If you intend to send a Letter Before Claim in respect of an unpaid debt, the protocol aims to encourage early communication between the creditor and debtor without reverting to court proceedings in the first instance.

Failure to comply with the new protocol will result in case management directions and possibly cost sanctions if the matter proceeds to litigation.

The new process requires a standardised Letter Before Claim be sent to a debtor with the inclusion of particular information.

From the date the Letter Before Claim is sent (by post), the debtor will have 30 days to respond. If the debtor fails to pay the claimed debt, another letter must be issued from the creditor giving a further 14 days for the debtor to respond before starting court proceedings.

Their response may request more information or state that they’re seeking legal advice. Either way, the creditor will need to allow more time before proceeding – up to another 30 days.

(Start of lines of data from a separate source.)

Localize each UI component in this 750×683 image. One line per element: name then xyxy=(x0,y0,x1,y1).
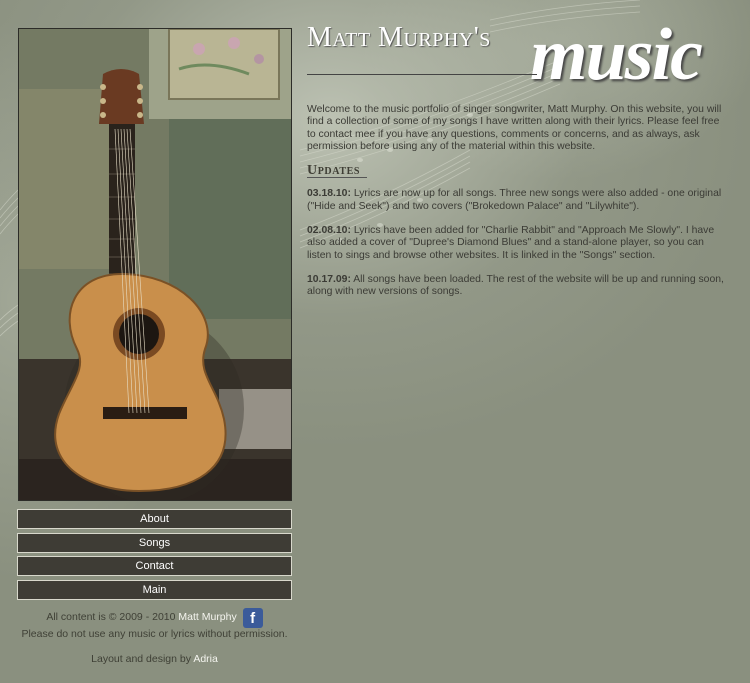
copyright-text: All content is © 2009 - 2010 xyxy=(46,611,176,623)
title-divider xyxy=(307,74,537,75)
update-text: Lyrics are now up for all songs. Three n… xyxy=(307,188,722,212)
update-item: 10.17.09: All songs have been loaded. Th… xyxy=(307,274,727,299)
update-date: 10.17.09: xyxy=(307,273,351,285)
update-text: Lyrics have been added for "Charlie Rabb… xyxy=(307,225,715,261)
update-date: 03.18.10: xyxy=(307,188,351,200)
update-item: 02.08.10: Lyrics have been added for "Ch… xyxy=(307,225,727,262)
designer-link[interactable]: Adria xyxy=(193,653,218,665)
design-credit: Layout and design by Adria xyxy=(17,653,292,666)
footer: All content is © 2009 - 2010 Matt Murphy… xyxy=(17,608,292,666)
author-link[interactable]: Matt Murphy xyxy=(178,611,236,623)
intro-text: Welcome to the music portfolio of singer… xyxy=(307,104,722,152)
main-content: Welcome to the music portfolio of singer… xyxy=(307,104,727,311)
site-title: Matt Murphy's xyxy=(307,22,491,53)
update-text: All songs have been loaded. The rest of … xyxy=(307,273,724,298)
design-credit-text: Layout and design by xyxy=(91,653,191,665)
nav-main[interactable]: Main xyxy=(17,579,292,600)
site-title-music: music xyxy=(530,14,703,96)
update-item: 03.18.10: Lyrics are now up for all song… xyxy=(307,188,727,213)
facebook-icon[interactable]: f xyxy=(242,608,263,628)
guitar-photo xyxy=(18,28,292,501)
updates-heading: Updates xyxy=(307,164,367,179)
copyright-line: All content is © 2009 - 2010 Matt Murphy… xyxy=(17,608,292,628)
nav-songs[interactable]: Songs xyxy=(17,532,292,553)
nav-about[interactable]: About xyxy=(17,509,292,529)
permission-notice: Please do not use any music or lyrics wi… xyxy=(21,628,288,640)
update-date: 02.08.10: xyxy=(307,225,351,237)
guitar-illustration xyxy=(19,29,291,500)
main-nav: About Songs Contact Main xyxy=(17,509,292,603)
nav-contact[interactable]: Contact xyxy=(17,556,292,576)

If the parties cannot agree to resolve the debt repayment, both parties should take appropriate steps to resolve the dispute without starting court proceedings and should consider other forms of alternative dispute resolution, for example a without prejudice meeting or mediation.

Clearly the protocol allows what may seem generous time allowances at each stage. Time will tell whether individuals will use the new rules to frustrate collection actions and if the front-loading of costs onto the creditor pre-hearing may prevent creditors from pursuing all of their debt actions.